National Press Club, Club mourns remarkable photojournalist killed in Kabul, Myron Belkind and Donna Leinwand Leger, April 4, 2014. The National Press Club joins with journalists around the world as we mourn the death in Afghanistan of veteran Associated Press photographer Anja Niedringhaus, 48, an internationally acclaimed and Pulitzer Prize-winning German photographer. Niedringhaus was shot to death and AP reporter Kathy Gannon was gravely wounded Friday when an Afghan policeman opened fire on them with his AK-47 as they sat in their car as part of a convoy that was traveling in eastern Afghanistan's Khost Province to cover the country's upcoming election, which Taliban have threatened to disrupt. Gannon, 60, a veteran AP reporter, former bureau chief and a special correspondent for the region, was shot twice and underwent surgery, the AP said. She is in stable condition and expected to recover, the AP said. "Anja and Kathy together have spent years in Afghanistan covering the conflict and the people there. "Anja (shown in a file photo) was a vibrant, dynamic journalist well-loved for her insightful photographs, her warm heart and joy for life. We are heartbroken at her loss," said AP Executive Editor Kathleen Carroll, speaking in New York.
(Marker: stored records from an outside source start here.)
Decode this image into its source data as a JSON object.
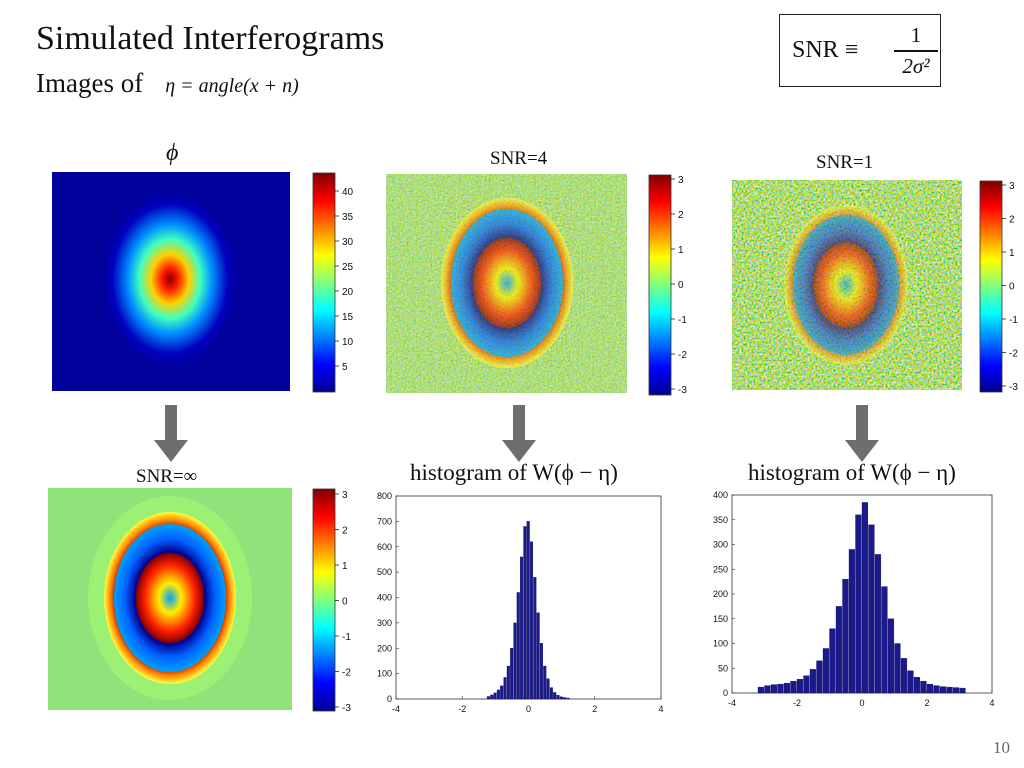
{
  "slide": {
    "title": "Simulated Interferograms",
    "subtitle_prefix": "Images of",
    "subtitle_eq": "η = angle(x + n)",
    "snr_box": {
      "lhs": "SNR ≡",
      "numerator": "1",
      "denominator": "2σ²"
    },
    "page_number": "10"
  },
  "panels": {
    "phi_label": "ϕ",
    "snr4_label": "SNR=4",
    "snr1_label": "SNR=1",
    "snrinf_label": "SNR=∞",
    "hist_label_left": "histogram of W(ϕ − η)",
    "hist_label_right": "histogram of W(ϕ − η)"
  },
  "colorbars": {
    "phi": [
      "40",
      "35",
      "30",
      "25",
      "20",
      "15",
      "10",
      "5"
    ],
    "phase": [
      "3",
      "2",
      "1",
      "0",
      "-1",
      "-2",
      "-3"
    ]
  },
  "chart_data": [
    {
      "type": "bar",
      "name_in_slide": "histogram of W(ϕ − η), SNR=4",
      "xlim": [
        -4,
        4
      ],
      "ylim": [
        0,
        800
      ],
      "xticks": [
        "-4",
        "-2",
        "0",
        "2",
        "4"
      ],
      "yticks": [
        "0",
        "100",
        "200",
        "300",
        "400",
        "500",
        "600",
        "700",
        "800"
      ],
      "x": [
        -1.2,
        -1.1,
        -1.0,
        -0.9,
        -0.8,
        -0.7,
        -0.6,
        -0.5,
        -0.4,
        -0.3,
        -0.2,
        -0.1,
        0.0,
        0.1,
        0.2,
        0.3,
        0.4,
        0.5,
        0.6,
        0.7,
        0.8,
        0.9,
        1.0,
        1.1,
        1.2
      ],
      "values": [
        10,
        16,
        24,
        36,
        52,
        85,
        130,
        200,
        300,
        420,
        560,
        680,
        700,
        620,
        480,
        340,
        220,
        130,
        80,
        45,
        26,
        15,
        9,
        6,
        4
      ]
    },
    {
      "type": "bar",
      "name_in_slide": "histogram of W(ϕ − η), SNR=1",
      "xlim": [
        -4,
        4
      ],
      "ylim": [
        0,
        400
      ],
      "xticks": [
        "-4",
        "-2",
        "0",
        "2",
        "4"
      ],
      "yticks": [
        "0",
        "50",
        "100",
        "150",
        "200",
        "250",
        "300",
        "350",
        "400"
      ],
      "x": [
        -3.1,
        -2.9,
        -2.7,
        -2.5,
        -2.3,
        -2.1,
        -1.9,
        -1.7,
        -1.5,
        -1.3,
        -1.1,
        -0.9,
        -0.7,
        -0.5,
        -0.3,
        -0.1,
        0.1,
        0.3,
        0.5,
        0.7,
        0.9,
        1.1,
        1.3,
        1.5,
        1.7,
        1.9,
        2.1,
        2.3,
        2.5,
        2.7,
        2.9,
        3.1
      ],
      "values": [
        12,
        15,
        17,
        18,
        20,
        24,
        28,
        35,
        48,
        65,
        90,
        130,
        175,
        230,
        290,
        360,
        385,
        340,
        280,
        215,
        150,
        100,
        70,
        45,
        32,
        24,
        18,
        15,
        13,
        12,
        11,
        10
      ]
    }
  ]
}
Washington Post, Congressman who was caught red-handed might seek FBI investigation into leaked kissing video, Aaron Blake, April 9, 2014. Rep. Vance McAllister (R-LA, shown at right in his official photo), who is dealing with the fallout of a leaked video showing him kissing a staff member, might ask the FBI to investigate the leaking of the video. The Monroe News Star reported late Tuesday that McAllister would seek the investigation -- which would entail formally sending a letter to House Speaker John Boehner (R-Ohio) -- but his spokeswoman has since told reporters that the matter is still under consideration. The video was published Monday by another newspaper in McAllister's district, the Ouachita Citizen, but the paper didn't say where the video came from. Whoever shot the video was taking footage of security video feeds in the congressman's campaign office. A local pastor has accused another McAllister staffer of taking the video and shopping it to McAllister's political opponents.
Huffington Post, 'One-Percenter' Convicted of Child Rape Dodges Prison Because 'He Wouldn't Fare Well,' Ashley Alman, March 30, 2014. A Delaware man convicted of raping his three-year-old daughter only faced probation after a state Superior Court judge ruled he "will not fare well" in prison. In her decision, Judge Jan Jurden suggested Robert H. Richards IV, shown in a file photo, would benefit more from treatment. Richards, who was charged with fourth-degree rape in 2009, is an unemployed heir living off his trust fund. The light sentence has only became public as the result of a subsequent lawsuit filed by his ex-wife, which charges that he penetrated his daughter with his fingers while masturbating, and subsequently assaulted his son as well. Richards is the great grandson of du Pont family patriarch Irenee du Pont, a chemical baron. According to the lawsuit filed by Richards' ex-wife, he admitted to assaulting his infant son in addition to his daughter between 2005 and 2007. Richards was initially indicted on two counts of second-degree child rape, felonies that translate to a 10-year mandatory jail sentence per count. He was released on $60,000 bail while awaiting his charges.